Faculty of Computer Science, Dalhousie University, Halifax, NS B3H 4R2, Canada.
Institute for Big Data Analytics, Dalhousie University, Halifax, NS B3H 4R2, Canada.
J Am Med Inform Assoc. 2019 May 1;26(5):438-446. doi: 10.1093/jamia/ocy189.
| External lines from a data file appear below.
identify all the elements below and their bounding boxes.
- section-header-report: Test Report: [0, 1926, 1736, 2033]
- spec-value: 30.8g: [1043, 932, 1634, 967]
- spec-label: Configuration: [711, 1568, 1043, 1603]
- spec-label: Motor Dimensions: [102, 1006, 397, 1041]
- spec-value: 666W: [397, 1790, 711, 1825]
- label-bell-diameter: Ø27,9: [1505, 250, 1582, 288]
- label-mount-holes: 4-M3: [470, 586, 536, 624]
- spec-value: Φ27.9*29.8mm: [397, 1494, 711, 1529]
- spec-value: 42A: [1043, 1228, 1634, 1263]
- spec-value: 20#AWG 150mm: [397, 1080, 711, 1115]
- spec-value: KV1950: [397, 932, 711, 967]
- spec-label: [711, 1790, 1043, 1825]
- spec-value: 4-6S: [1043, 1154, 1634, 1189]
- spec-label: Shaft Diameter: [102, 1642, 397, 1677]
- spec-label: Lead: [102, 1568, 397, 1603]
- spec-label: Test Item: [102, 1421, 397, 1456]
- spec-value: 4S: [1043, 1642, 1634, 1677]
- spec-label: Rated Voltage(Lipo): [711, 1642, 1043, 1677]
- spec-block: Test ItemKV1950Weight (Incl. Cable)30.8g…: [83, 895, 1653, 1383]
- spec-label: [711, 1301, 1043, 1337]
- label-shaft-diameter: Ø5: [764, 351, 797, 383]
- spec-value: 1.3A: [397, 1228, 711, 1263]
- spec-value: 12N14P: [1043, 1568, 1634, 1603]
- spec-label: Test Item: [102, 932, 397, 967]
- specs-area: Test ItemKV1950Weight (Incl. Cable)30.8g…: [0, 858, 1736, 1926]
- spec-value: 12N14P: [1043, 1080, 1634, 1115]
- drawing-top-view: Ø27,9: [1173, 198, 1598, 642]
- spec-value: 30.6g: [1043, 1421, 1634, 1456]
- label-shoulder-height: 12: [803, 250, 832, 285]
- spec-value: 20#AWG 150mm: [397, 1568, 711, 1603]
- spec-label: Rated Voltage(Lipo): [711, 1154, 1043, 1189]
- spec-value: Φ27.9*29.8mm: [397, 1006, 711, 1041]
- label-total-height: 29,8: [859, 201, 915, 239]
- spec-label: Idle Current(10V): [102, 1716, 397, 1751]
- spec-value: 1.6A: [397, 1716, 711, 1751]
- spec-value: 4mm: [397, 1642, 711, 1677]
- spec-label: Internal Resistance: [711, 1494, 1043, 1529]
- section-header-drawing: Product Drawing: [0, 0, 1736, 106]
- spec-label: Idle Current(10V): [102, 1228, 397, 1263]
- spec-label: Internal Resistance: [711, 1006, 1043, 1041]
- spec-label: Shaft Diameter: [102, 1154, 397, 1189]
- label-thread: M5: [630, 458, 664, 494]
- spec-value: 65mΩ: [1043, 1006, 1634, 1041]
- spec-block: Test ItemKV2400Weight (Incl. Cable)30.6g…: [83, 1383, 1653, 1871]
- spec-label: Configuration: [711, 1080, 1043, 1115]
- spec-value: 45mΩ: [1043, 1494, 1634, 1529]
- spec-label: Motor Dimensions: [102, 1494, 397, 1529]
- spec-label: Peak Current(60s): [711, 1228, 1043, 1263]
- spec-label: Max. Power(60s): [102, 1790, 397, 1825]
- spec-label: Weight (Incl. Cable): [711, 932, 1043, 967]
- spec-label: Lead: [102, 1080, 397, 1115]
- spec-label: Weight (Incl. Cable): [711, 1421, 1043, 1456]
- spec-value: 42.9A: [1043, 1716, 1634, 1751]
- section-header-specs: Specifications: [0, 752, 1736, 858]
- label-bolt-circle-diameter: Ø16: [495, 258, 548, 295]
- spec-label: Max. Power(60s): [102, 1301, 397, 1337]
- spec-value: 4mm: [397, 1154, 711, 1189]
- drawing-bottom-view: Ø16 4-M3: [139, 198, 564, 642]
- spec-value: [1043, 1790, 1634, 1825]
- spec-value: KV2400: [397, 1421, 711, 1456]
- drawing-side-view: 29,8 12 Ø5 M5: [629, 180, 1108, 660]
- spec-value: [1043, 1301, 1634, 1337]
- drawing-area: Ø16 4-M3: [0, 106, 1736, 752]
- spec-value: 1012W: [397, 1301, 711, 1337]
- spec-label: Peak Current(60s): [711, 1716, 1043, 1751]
In biomedicine, there is a wealth of information hidden in unstructured narratives such as research articles and clinical reports. To exploit these data properly, a word sense disambiguation (WSD) algorithm prevents downstream difficulties in the natural language processing applications pipeline. Supervised WSD algorithms largely outperform un- or semisupervised and knowledge-based methods; however, they train 1 separate classifier for each ambiguous term, necessitating a large number of expert-labeled training data, an unattainable goal in medical informatics. To alleviate this need, a single model that shares statistical strength across all instances and scales well with the vocabulary size is desirable.
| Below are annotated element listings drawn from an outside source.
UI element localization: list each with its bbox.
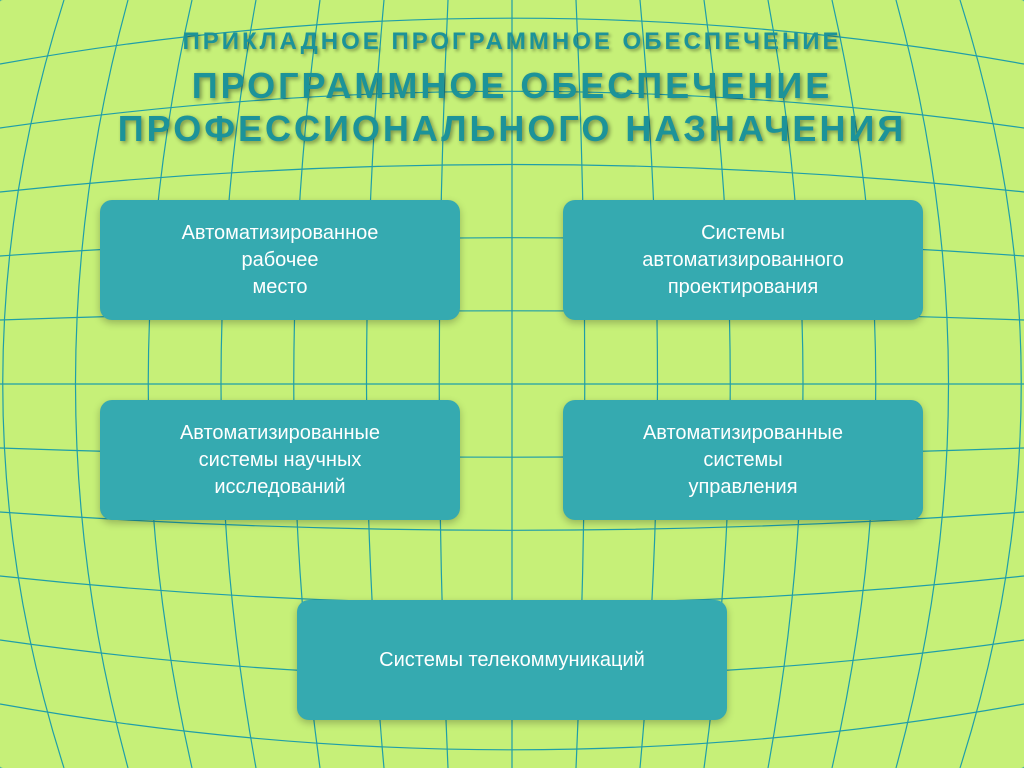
category-box-3: Автоматизированные системы управления <box>563 400 923 520</box>
content: ПРИКЛАДНОЕ ПРОГРАММНОЕ ОБЕСПЕЧЕНИЕ ПРОГР… <box>0 0 1024 768</box>
slide-title: ПРОГРАММНОЕ ОБЕСПЕЧЕНИЕ ПРОФЕССИОНАЛЬНОГ… <box>0 64 1024 150</box>
slide-subtitle: ПРИКЛАДНОЕ ПРОГРАММНОЕ ОБЕСПЕЧЕНИЕ <box>0 28 1024 56</box>
slide: ПРИКЛАДНОЕ ПРОГРАММНОЕ ОБЕСПЕЧЕНИЕ ПРОГР… <box>0 0 1024 768</box>
category-box-1: Системы автоматизированного проектирован… <box>563 200 923 320</box>
category-box-4: Системы телекоммуникаций <box>297 600 727 720</box>
category-box-0: Автоматизированное рабочее место <box>100 200 460 320</box>
category-box-2: Автоматизированные системы научных иссле… <box>100 400 460 520</box>
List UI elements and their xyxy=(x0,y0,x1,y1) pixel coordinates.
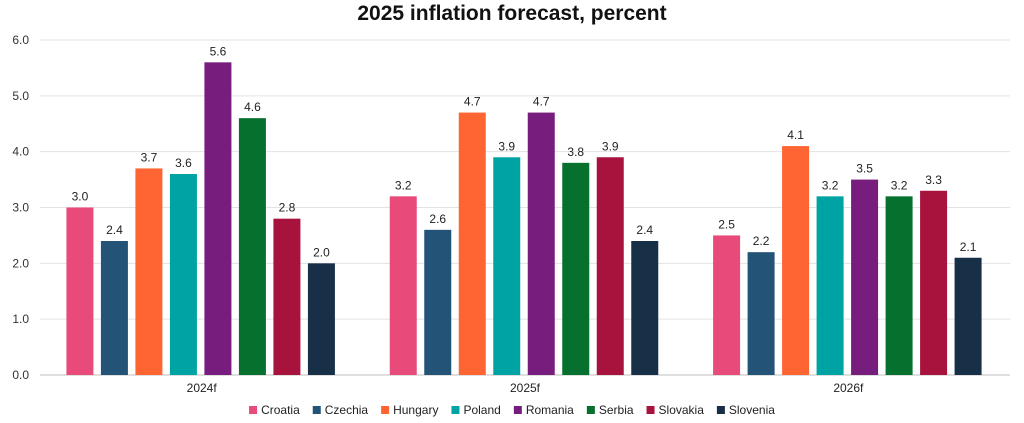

Built on recent advances in deep learning, our deepBioWSD model leverages 1 single bidirectional long short-term memory network that makes sense prediction for any ambiguous term. In the model, first, the Unified Medical Language System sense embeddings will be computed using their text definitions; and then, after initializing the network with these embeddings, it will be trained on all (available) training data collectively. This method also considers a novel technique for automatic collection of training data from PubMed to (pre)train the network in an unsupervised manner.
We use the MSH WSD dataset to compare WSD algorithms, with macro and micro accuracies employed as evaluation metrics. deepBioWSD outperforms existing models in biomedical text WSD by achieving the state-of-the-art performance of 96.82% for macro accuracy.
Apart from the disambiguation improvement and unsupervised training, deepBioWSD depends on considerably less number of expert-labeled data as it learns the target and the context terms jointly. These merit deepBioWSD to be conveniently deployable in real-time biomedical applications.
在生物医学领域,研究文章和临床报告等非结构化叙述中隐藏着大量信息。为了正确利用这些数据,词位消歧(WSD)算法可防止自然语言处理应用程序管道下游出现困难。监督 WSD 算法在很大程度上优于非监督和半监督以及基于知识的方法;但是,它们为每个歧义术语训练 1 个单独的分类器,这需要大量专家标记的训练数据,这在医学信息学中是无法实现的目标。为了减轻这种需求,希望有一种单一的模型,该模型可以在所有实例中共享统计强度,并且可以很好地扩展词汇量。
基于深度学习的最新进展,我们的 deepBioWSD 模型利用单个双向长短期记忆网络为任何歧义术语进行语义预测。在该模型中,首先,将使用其文本定义计算统一医学语言系统的语义嵌入;然后,在使用这些嵌入初始化网络之后,将通过集体使用所有(可用)训练数据对其进行训练。该方法还考虑了一种从 PubMed 自动收集训练数据的新技术,以便以无监督的方式对网络进行预训练。
我们使用 MSH WSD 数据集来比较 WSD 算法,采用宏和微精度作为评估指标。deepBioWSD 在生物医学文本 WSD 中的表现优于现有模型,宏观精度达到 96.82%的最新性能。
除了改进消歧和无监督训练外,deepBioWSD 还依靠相对较少数量的专家标记数据,因为它可以共同学习目标和上下文术语。这些优点使 deepBioWSD 可以方便地部署在实时生物医学应用中。